I’m delighted to see that most of my concerns have been already addressed (power and internet access) – *note to self* do more reading around before posting Tom!
I still think funding will be an issue though. I can see in poorer countries that maybe there might be funding for one laptop per school (which would bring them up to roughly the standard available currently in Ireland!) but one laptop per child won’t happen unless someone comes in to fund it. Hello Bill?
Then there’s the running costs of mobile internet access to be paid…
There was a very interesting article about this in last week’s Independent (the UK one) at http://news.independent.co.uk/sci_tech/article2618226.ece – well worth the read. It looks like a project with powerful potential. BTW Tom, I’m trying contact you regarding something else – I requested your contact on Skype. 🙂
Plenty of information on the battery and power setup on the wiki; http://wiki.laptop.org/go/Battery_and_power
I was wondering if these are ever going to be on sale to the public… I heard on 60 MIN. that they will be but that you have to buy two one for you and the other for a child in another country. which my mom agreeded to.I really wanted my own laptop but everything was to expensive, when i heard about this I got really excited!!!! I was just wondering if you had a date planned out on when you’re going to sell them to the public.

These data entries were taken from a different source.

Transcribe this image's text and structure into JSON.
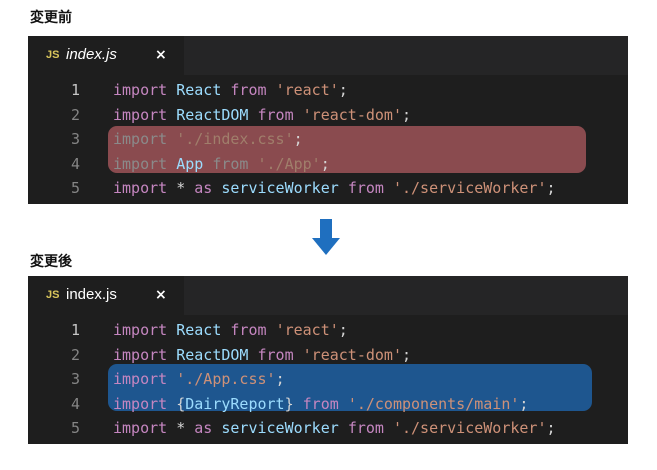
{
  "before": {
    "heading": "変更前",
    "tab": {
      "badge": "JS",
      "name": "index.js",
      "close": "×"
    },
    "lines": [
      {
        "num": "1",
        "parts": [
          "import",
          " ",
          "React",
          " ",
          "from",
          " ",
          "'react'",
          ";"
        ]
      },
      {
        "num": "2",
        "parts": [
          "import",
          " ",
          "ReactDOM",
          " ",
          "from",
          " ",
          "'react-dom'",
          ";"
        ]
      },
      {
        "num": "3",
        "parts": [
          "import",
          " ",
          "'./index.css'",
          ";"
        ]
      },
      {
        "num": "4",
        "parts": [
          "import",
          " ",
          "App",
          " ",
          "from",
          " ",
          "'./App'",
          ";"
        ]
      },
      {
        "num": "5",
        "parts": [
          "import",
          " ",
          "*",
          " ",
          "as",
          " ",
          "serviceWorker",
          " ",
          "from",
          " ",
          "'./serviceWorker'",
          ";"
        ]
      }
    ]
  },
  "after": {
    "heading": "変更後",
    "tab": {
      "badge": "JS",
      "name": "index.js",
      "close": "×"
    },
    "lines": [
      {
        "num": "1",
        "parts": [
          "import",
          " ",
          "React",
          " ",
          "from",
          " ",
          "'react'",
          ";"
        ]
      },
      {
        "num": "2",
        "parts": [
          "import",
          " ",
          "ReactDOM",
          " ",
          "from",
          " ",
          "'react-dom'",
          ";"
        ]
      },
      {
        "num": "3",
        "parts": [
          "import",
          " ",
          "'./App.css'",
          ";"
        ]
      },
      {
        "num": "4",
        "parts": [
          "import",
          " ",
          "{DairyReport}",
          " ",
          "from",
          " ",
          "'./components/main'",
          ";"
        ]
      },
      {
        "num": "5",
        "parts": [
          "import",
          " ",
          "*",
          " ",
          "as",
          " ",
          "serviceWorker",
          " ",
          "from",
          " ",
          "'./serviceWorker'",
          ";"
        ]
      }
    ]
  },
  "colors": {
    "editor_bg": "#1e1e1e",
    "tabbar_bg": "#252526",
    "before_highlight": "#a9595d",
    "after_highlight": "#1f5a96",
    "arrow": "#1f6fbf",
    "keyword": "#c586c0",
    "identifier": "#9cdcfe",
    "string": "#ce9178",
    "js_badge": "#d9c65c"
  },
  "icons": {
    "arrow": "arrow-down-icon",
    "close": "close-icon",
    "js": "javascript-file-icon"
  }
}
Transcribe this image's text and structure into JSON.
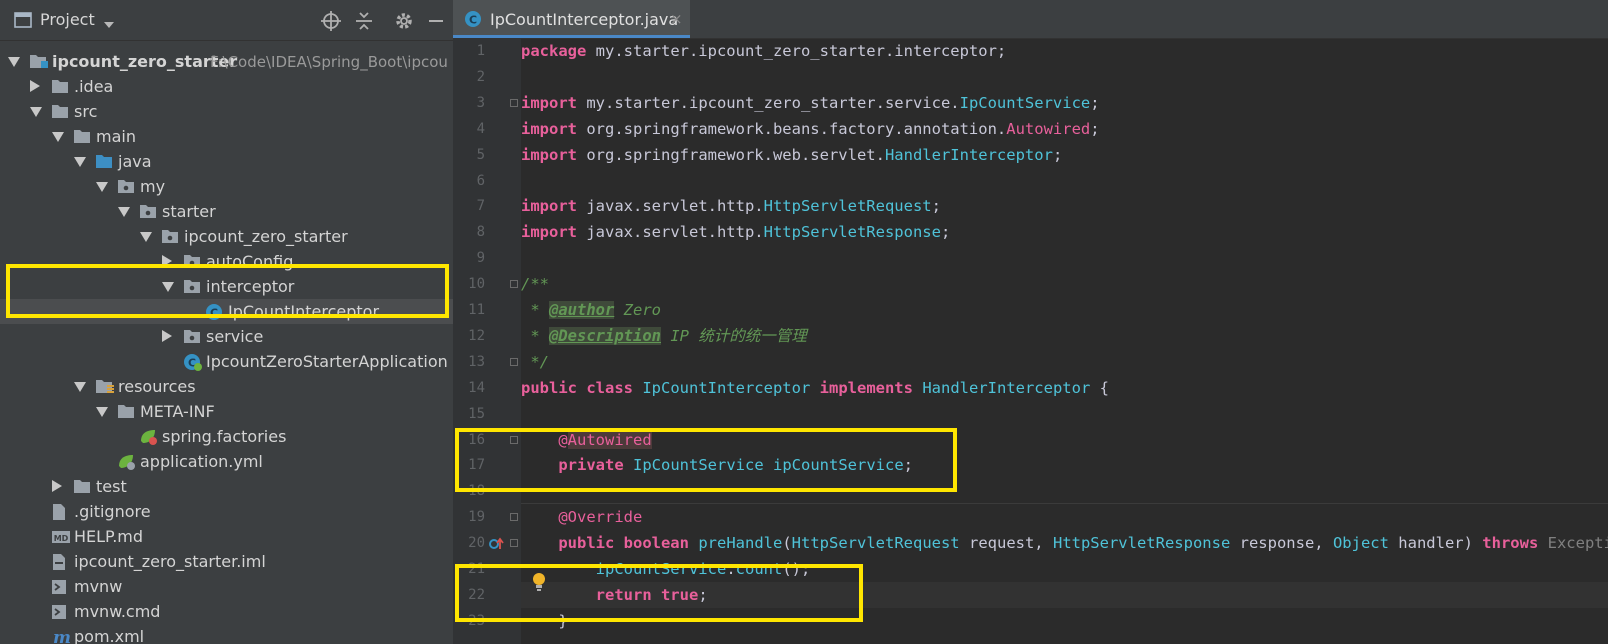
{
  "project_panel": {
    "title": "Project",
    "tree": [
      {
        "label": "ipcount_zero_starter",
        "path": "F:\\Code\\IDEA\\Spring_Boot\\ipcou",
        "bold": true,
        "level": 0,
        "arrow": "down",
        "icon": "module-folder-icon"
      },
      {
        "label": ".idea",
        "level": 1,
        "arrow": "right",
        "icon": "folder-icon"
      },
      {
        "label": "src",
        "level": 1,
        "arrow": "down",
        "icon": "folder-icon"
      },
      {
        "label": "main",
        "level": 2,
        "arrow": "down",
        "icon": "folder-icon"
      },
      {
        "label": "java",
        "level": 3,
        "arrow": "down",
        "icon": "source-folder-icon"
      },
      {
        "label": "my",
        "level": 4,
        "arrow": "down",
        "icon": "package-icon"
      },
      {
        "label": "starter",
        "level": 5,
        "arrow": "down",
        "icon": "package-icon"
      },
      {
        "label": "ipcount_zero_starter",
        "level": 6,
        "arrow": "down",
        "icon": "package-icon"
      },
      {
        "label": "autoConfig",
        "level": 7,
        "arrow": "right",
        "icon": "package-icon"
      },
      {
        "label": "interceptor",
        "level": 7,
        "arrow": "down",
        "icon": "package-icon"
      },
      {
        "label": "IpCountInterceptor",
        "level": 8,
        "arrow": "none",
        "icon": "java-class-icon",
        "selected": true
      },
      {
        "label": "service",
        "level": 7,
        "arrow": "right",
        "icon": "package-icon"
      },
      {
        "label": "IpcountZeroStarterApplication",
        "level": 7,
        "arrow": "none",
        "icon": "spring-boot-class-icon"
      },
      {
        "label": "resources",
        "level": 3,
        "arrow": "down",
        "icon": "resources-folder-icon"
      },
      {
        "label": "META-INF",
        "level": 4,
        "arrow": "down",
        "icon": "folder-icon"
      },
      {
        "label": "spring.factories",
        "level": 5,
        "arrow": "none",
        "icon": "spring-factories-icon"
      },
      {
        "label": "application.yml",
        "level": 4,
        "arrow": "none",
        "icon": "spring-yml-icon"
      },
      {
        "label": "test",
        "level": 2,
        "arrow": "right",
        "icon": "folder-icon"
      },
      {
        "label": ".gitignore",
        "level": 1,
        "arrow": "none",
        "icon": "text-file-icon"
      },
      {
        "label": "HELP.md",
        "level": 1,
        "arrow": "none",
        "icon": "markdown-file-icon"
      },
      {
        "label": "ipcount_zero_starter.iml",
        "level": 1,
        "arrow": "none",
        "icon": "iml-file-icon"
      },
      {
        "label": "mvnw",
        "level": 1,
        "arrow": "none",
        "icon": "shell-file-icon"
      },
      {
        "label": "mvnw.cmd",
        "level": 1,
        "arrow": "none",
        "icon": "cmd-file-icon"
      },
      {
        "label": "pom.xml",
        "level": 1,
        "arrow": "none",
        "icon": "maven-pom-icon"
      }
    ]
  },
  "editor": {
    "tab": {
      "label": "IpCountInterceptor.java",
      "close": "×"
    },
    "lines": [
      {
        "num": "1",
        "segs": [
          [
            "kw",
            "package"
          ],
          [
            "plain",
            " my.starter.ipcount_zero_starter.interceptor;"
          ]
        ]
      },
      {
        "num": "2",
        "segs": []
      },
      {
        "num": "3",
        "segs": [
          [
            "kw",
            "import"
          ],
          [
            "plain",
            " my.starter.ipcount_zero_starter.service."
          ],
          [
            "type",
            "IpCountService"
          ],
          [
            "plain",
            ";"
          ]
        ]
      },
      {
        "num": "4",
        "segs": [
          [
            "kw",
            "import"
          ],
          [
            "plain",
            " org.springframework.beans.factory.annotation."
          ],
          [
            "ann",
            "Autowired"
          ],
          [
            "plain",
            ";"
          ]
        ]
      },
      {
        "num": "5",
        "segs": [
          [
            "kw",
            "import"
          ],
          [
            "plain",
            " org.springframework.web.servlet."
          ],
          [
            "type",
            "HandlerInterceptor"
          ],
          [
            "plain",
            ";"
          ]
        ]
      },
      {
        "num": "6",
        "segs": []
      },
      {
        "num": "7",
        "segs": [
          [
            "kw",
            "import"
          ],
          [
            "plain",
            " javax.servlet.http."
          ],
          [
            "type",
            "HttpServletRequest"
          ],
          [
            "plain",
            ";"
          ]
        ]
      },
      {
        "num": "8",
        "segs": [
          [
            "kw",
            "import"
          ],
          [
            "plain",
            " javax.servlet.http."
          ],
          [
            "type",
            "HttpServletResponse"
          ],
          [
            "plain",
            ";"
          ]
        ]
      },
      {
        "num": "9",
        "segs": []
      },
      {
        "num": "10",
        "segs": [
          [
            "comment",
            "/**"
          ]
        ]
      },
      {
        "num": "11",
        "segs": [
          [
            "comment",
            " * "
          ],
          [
            "doc-tag",
            "@author"
          ],
          [
            "comment",
            " Zero"
          ]
        ]
      },
      {
        "num": "12",
        "segs": [
          [
            "comment",
            " * "
          ],
          [
            "doc-tag",
            "@Description"
          ],
          [
            "comment",
            " IP 统计的统一管理"
          ]
        ]
      },
      {
        "num": "13",
        "segs": [
          [
            "comment",
            " */"
          ]
        ]
      },
      {
        "num": "14",
        "segs": [
          [
            "kw",
            "public class"
          ],
          [
            "plain",
            " "
          ],
          [
            "type",
            "IpCountInterceptor"
          ],
          [
            "plain",
            " "
          ],
          [
            "kw",
            "implements"
          ],
          [
            "plain",
            " "
          ],
          [
            "type",
            "HandlerInterceptor"
          ],
          [
            "plain",
            " {"
          ]
        ]
      },
      {
        "num": "15",
        "segs": []
      },
      {
        "num": "16",
        "segs": [
          [
            "plain",
            "    "
          ],
          [
            "ann",
            "@"
          ],
          [
            "ann-hl",
            "Autowired"
          ]
        ]
      },
      {
        "num": "17",
        "segs": [
          [
            "plain",
            "    "
          ],
          [
            "kw",
            "private"
          ],
          [
            "plain",
            " "
          ],
          [
            "type",
            "IpCountService"
          ],
          [
            "plain",
            " "
          ],
          [
            "field",
            "ipCountService"
          ],
          [
            "plain",
            ";"
          ]
        ]
      },
      {
        "num": "18",
        "segs": []
      },
      {
        "num": "19",
        "segs": [
          [
            "plain",
            "    "
          ],
          [
            "ann",
            "@Override"
          ]
        ]
      },
      {
        "num": "20",
        "segs": [
          [
            "plain",
            "    "
          ],
          [
            "kw",
            "public boolean"
          ],
          [
            "plain",
            " "
          ],
          [
            "method",
            "preHandle"
          ],
          [
            "plain",
            "("
          ],
          [
            "type",
            "HttpServletRequest"
          ],
          [
            "plain",
            " request, "
          ],
          [
            "type",
            "HttpServletResponse"
          ],
          [
            "plain",
            " response, "
          ],
          [
            "type",
            "Object"
          ],
          [
            "plain",
            " handler) "
          ],
          [
            "kw",
            "throws"
          ],
          [
            "plain",
            " "
          ],
          [
            "dim",
            "Exception"
          ]
        ]
      },
      {
        "num": "21",
        "segs": [
          [
            "plain",
            "        "
          ],
          [
            "field",
            "ipCountService"
          ],
          [
            "plain",
            "."
          ],
          [
            "method",
            "count"
          ],
          [
            "plain",
            "();"
          ]
        ]
      },
      {
        "num": "22",
        "segs": [
          [
            "plain",
            "        "
          ],
          [
            "kw",
            "return true"
          ],
          [
            "plain",
            ";"
          ]
        ]
      },
      {
        "num": "23",
        "segs": [
          [
            "plain",
            "    }"
          ]
        ]
      }
    ]
  },
  "colors": {
    "highlight_box": "#ffe600",
    "panel_bg": "#3c3f41",
    "editor_bg": "#2b2b2b",
    "keyword": "#e8609b",
    "type": "#4fc3d9",
    "comment": "#629755"
  }
}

I also wanted to coment on the program. I tought it was a really cool idea. I’ve always wanted to make a diffrence in the world. Something that would really change peoples lives so far I haven’t come up with anything, but I’ll keep looking for a good idea. I don’t know, mabye I’ll join the peace core, or explore the unexplored regions, or mabye find a cure to cancer or some other illness. You guys have really inspired me and probaly many others aswell. k. d.